Öğrencilerden ‘Hangi dilde eğitim görmeliyim’ diye soruların çok sık geldiğini aktaran Özyaral, “Hep bana şu sorular geliyor, ‘Efendim, İngilizce mi okuyayım, Türkçe mi okuyayım’. Türkçe oku, ülkenin dokusunu öğren, sonra ihtisas mı yapmak istiyorsun, yüksek lisans mı yapmak istiyorsun karar verirsin. O zamana kadar da İngilizceni veya diğer yabancı dillerini öğrenirsin, kendini yükseltirsin. Daha sonra Erasmus programlarına bak, değişim programlarına bak. Ben öğrencileri hep, ‘Korkmayacaksın, heyecanlı olacaksın’ diyorum.
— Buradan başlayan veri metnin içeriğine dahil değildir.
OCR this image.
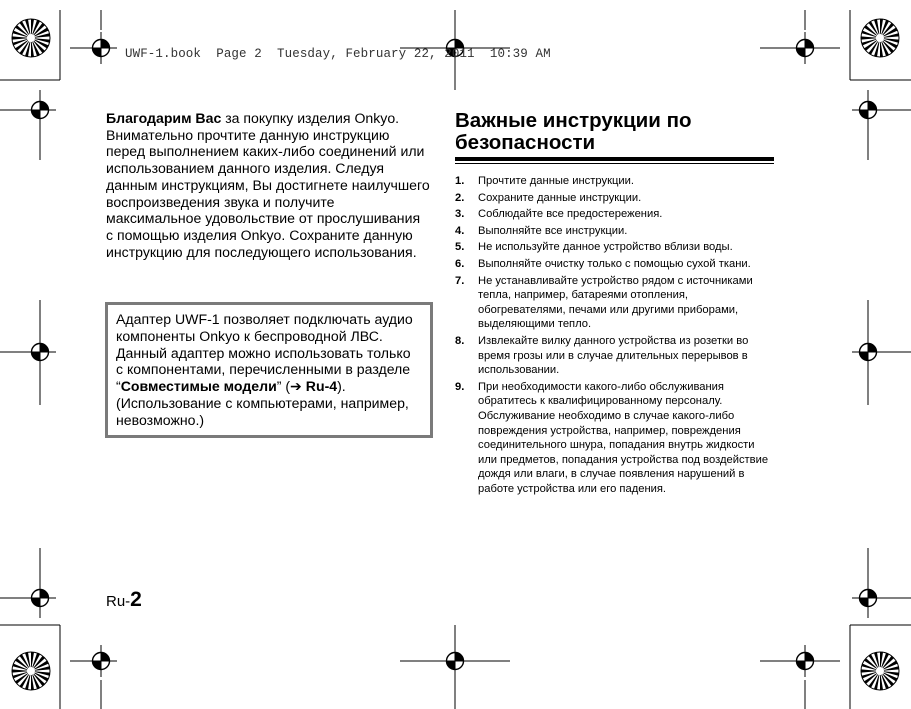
UWF-1.book Page 2 Tuesday, February 22, 2011 10:39 AM
Благодарим Вас за покупку изделия Onkyo. Внимательно прочтите данную инструкцию перед выполнением каких-либо соединений или использованием данного изделия. Следуя данным инструкциям, Вы достигнете наилучшего воспроизведения звука и получите максимальное удовольствие от прослушивания с помощью изделия Onkyo. Сохраните данную инструкцию для последующего использования.
Адаптер UWF-1 позволяет подключать аудио компоненты Onkyo к беспроводной ЛВС. Данный адаптер можно использовать только с компонентами, перечисленными в разделе “Совместимые модели” (➔ Ru-4). (Использование с компьютерами, например, невозможно.)
Важные инструкции по безопасности
1. Прочтите данные инструкции.
2. Сохраните данные инструкции.
3. Соблюдайте все предостережения.
4. Выполняйте все инструкции.
5. Не используйте данное устройство вблизи воды.
6. Выполняйте очистку только с помощью сухой ткани.
7. Не устанавливайте устройство рядом с источниками тепла, например, батареями отопления, обогревателями, печами или другими приборами, выделяющими тепло.
8. Извлекайте вилку данного устройства из розетки во время грозы или в случае длительных перерывов в использовании.
9. При необходимости какого-либо обслуживания обратитесь к квалифицированному персоналу. Обслуживание необходимо в случае какого-либо повреждения устройства, например, повреждения соединительного шнура, попадания внутрь жидкости или предметов, попадания устройства под воздействие дождя или влаги, в случае появления нарушений в работе устройства или его падения.
Ru-2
Çevredeki en yakın komşu ülkelere gidip orada neler oluyor diye bakacaksın. Hayat Türkiye’nin sınırlarıyla kapatılmamış. Hayat dünyada devam ediyor. Dünyanın herhangi bir yerindeki olan bir olgu, bir olay bütün dünyayı etkiliyor. Bunu anlamak lazım. Dolayısıyla iş hayatımızı, kazancımızı etkiliyor. Okumak her krizde sizi yukarı kaydırır” ifadelerini kullandı.
“Ailelere fermuar dağıtmak istiyorum”
Ailelerin tercih sürecinde sadece çocuklarını desteklemeleri gerektiğini vurgulayan Özyaral, “Ailelere bu konuda çok önemli bir görev düşüyor. Sadece çocuklarını desteklemeleri gerekiyor. Bir fermuar dağıtmak istiyorum, kendilerine fikir üretmemeleri gerekiyor. Öğrenci ne istiyorsa onu okumalı, nerede bir heyecan varsa onu yapmalı. Çünkü biz hep şunu söylüyoruz özellikle, işini ve mesleğini aşkla yap. Heyecan duymadığın zaman o meslekte başarı elde etmen söz konusu değil. Para kazanman hiç söz konusu değil. Yani geleceğini karartırsın. O yüzden aileler değil öğrenciler karar verecek” diye konuştu.
Son olarak öğrencilere seslenen Özyaral, “Ben gençlere sevgiyle, saygıyla, bilgiyle dokunmak istiyorum. Hayat gençlikte ve gençlerde. Doğru seçim yapın, doğru adım atın” dedi.